The nation's statutory kiwifruit exporter commissioned the report to look at the economic contribution of the industry to the Bay of Plenty, Northland and New Zealand as a whole. The report finds that both the Bay of Plenty, which has the lion's share of the industry, and Northland will enjoy a similar impetus to regional GDP - 135% between 2016 and 2030, with the contribution to Bay of Plenty GDP rising to $2.04b from $867 million and Northland's to $72m from $30.6m.
The report is based on Zespri production forecasts by variety out to 2030 and uses a '106-sector economic model' developed by Professor Warren Hughes to assess the input and output gains across the whole economy.

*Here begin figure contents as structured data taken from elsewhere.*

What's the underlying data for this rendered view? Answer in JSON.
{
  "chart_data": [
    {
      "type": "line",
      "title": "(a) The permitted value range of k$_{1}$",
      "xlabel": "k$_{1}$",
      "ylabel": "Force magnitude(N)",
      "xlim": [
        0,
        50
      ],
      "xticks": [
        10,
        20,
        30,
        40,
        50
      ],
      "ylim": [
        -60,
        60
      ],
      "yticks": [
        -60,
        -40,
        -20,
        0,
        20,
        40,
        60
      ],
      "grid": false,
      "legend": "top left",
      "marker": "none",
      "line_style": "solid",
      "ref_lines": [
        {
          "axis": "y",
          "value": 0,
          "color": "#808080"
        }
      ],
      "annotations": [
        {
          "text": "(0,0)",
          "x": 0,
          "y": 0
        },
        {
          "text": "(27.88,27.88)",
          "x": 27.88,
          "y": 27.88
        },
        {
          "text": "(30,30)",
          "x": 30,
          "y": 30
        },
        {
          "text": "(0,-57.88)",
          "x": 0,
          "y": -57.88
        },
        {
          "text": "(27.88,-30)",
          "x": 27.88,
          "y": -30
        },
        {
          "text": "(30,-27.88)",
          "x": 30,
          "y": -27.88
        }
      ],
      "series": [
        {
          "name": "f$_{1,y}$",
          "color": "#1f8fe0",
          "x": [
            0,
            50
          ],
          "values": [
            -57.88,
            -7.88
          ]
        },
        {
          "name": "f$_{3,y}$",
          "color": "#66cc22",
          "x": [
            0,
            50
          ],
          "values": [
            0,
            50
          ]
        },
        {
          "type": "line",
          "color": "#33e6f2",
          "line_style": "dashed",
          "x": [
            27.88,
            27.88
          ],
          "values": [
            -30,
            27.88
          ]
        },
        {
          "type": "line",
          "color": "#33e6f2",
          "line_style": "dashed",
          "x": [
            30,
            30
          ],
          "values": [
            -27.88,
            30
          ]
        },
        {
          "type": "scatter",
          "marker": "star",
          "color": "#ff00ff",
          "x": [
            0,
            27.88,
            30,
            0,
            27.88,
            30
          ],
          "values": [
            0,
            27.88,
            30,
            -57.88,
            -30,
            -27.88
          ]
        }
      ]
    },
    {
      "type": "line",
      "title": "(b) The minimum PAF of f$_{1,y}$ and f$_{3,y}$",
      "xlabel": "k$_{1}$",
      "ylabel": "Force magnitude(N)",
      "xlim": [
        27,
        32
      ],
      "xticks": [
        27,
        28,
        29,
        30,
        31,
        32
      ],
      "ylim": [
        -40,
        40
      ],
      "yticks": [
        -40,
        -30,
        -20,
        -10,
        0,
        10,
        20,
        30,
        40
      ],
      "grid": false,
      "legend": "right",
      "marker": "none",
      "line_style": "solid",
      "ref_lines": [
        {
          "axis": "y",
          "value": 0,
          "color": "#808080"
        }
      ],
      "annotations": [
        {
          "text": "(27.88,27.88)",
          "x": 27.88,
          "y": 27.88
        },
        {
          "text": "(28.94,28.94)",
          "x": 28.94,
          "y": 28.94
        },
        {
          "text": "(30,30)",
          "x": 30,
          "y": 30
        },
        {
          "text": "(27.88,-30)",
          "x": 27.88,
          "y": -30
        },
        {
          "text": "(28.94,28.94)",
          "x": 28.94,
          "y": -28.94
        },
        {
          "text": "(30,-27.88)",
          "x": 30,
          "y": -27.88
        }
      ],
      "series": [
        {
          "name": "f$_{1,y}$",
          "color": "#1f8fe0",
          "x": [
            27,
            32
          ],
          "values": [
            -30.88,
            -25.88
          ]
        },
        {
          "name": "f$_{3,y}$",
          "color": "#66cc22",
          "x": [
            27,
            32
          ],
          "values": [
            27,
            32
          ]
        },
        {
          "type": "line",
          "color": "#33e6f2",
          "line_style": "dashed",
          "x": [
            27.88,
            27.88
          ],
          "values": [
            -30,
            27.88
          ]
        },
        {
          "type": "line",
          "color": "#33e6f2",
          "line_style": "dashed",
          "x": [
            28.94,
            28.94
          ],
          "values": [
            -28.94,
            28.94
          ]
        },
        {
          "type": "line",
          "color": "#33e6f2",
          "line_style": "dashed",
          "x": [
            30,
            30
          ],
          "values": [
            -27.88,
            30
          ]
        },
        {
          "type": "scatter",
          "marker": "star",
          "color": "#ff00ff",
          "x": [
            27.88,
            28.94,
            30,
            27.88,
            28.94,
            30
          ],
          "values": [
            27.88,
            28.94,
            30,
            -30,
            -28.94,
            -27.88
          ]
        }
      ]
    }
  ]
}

While it was completed in January it is being released after the publication this month of the latest Situation and Outlook for Primary Industries report from the Ministry for Primary Industries, which forecast out to 2021 and had the value of kiwifruit exports surging to $2.1b from $1.5b in 2016. That forecast growth is almost entirely based on gold kiwifruit, with exports jumping to $1.3b from $524m, while exports of green fruit actually fall by 2021 to $810m from $917m.
The Waikato University study estimates annual growth in production of kiwifruit over the 14 years to 2030 of 5.4% for the entire crop but growth of individual varieties ranged from 1.7% to 11.7% a year.
"New varieties have proven critical to the economic viability of the industry and its ongoing contributions to the economy," the report says.
"For instance, if Gold 3 had not been available and rolled out following PSA and there had been no replacement available it is estimated the industry in 2030 would have been approximately 46% of our projections for 2030."
"Industry profits would be even lower given the proportion of industry fixed costs having to be spread over a small volume of production, and as a result, gold growers would have had fewer opportunities to recover their accumulated debts associated with PSA," the report says.
"The availability of Gold 3 led to less exits from the industry, fewer personal, community and social crises. Gold 3 provided a platform for sustained regional employment.
Further, in the absence of a productive gold cultivar there would have been the temptation for growers to over produce green kiwifruit and stricter crop management protocols would have been required."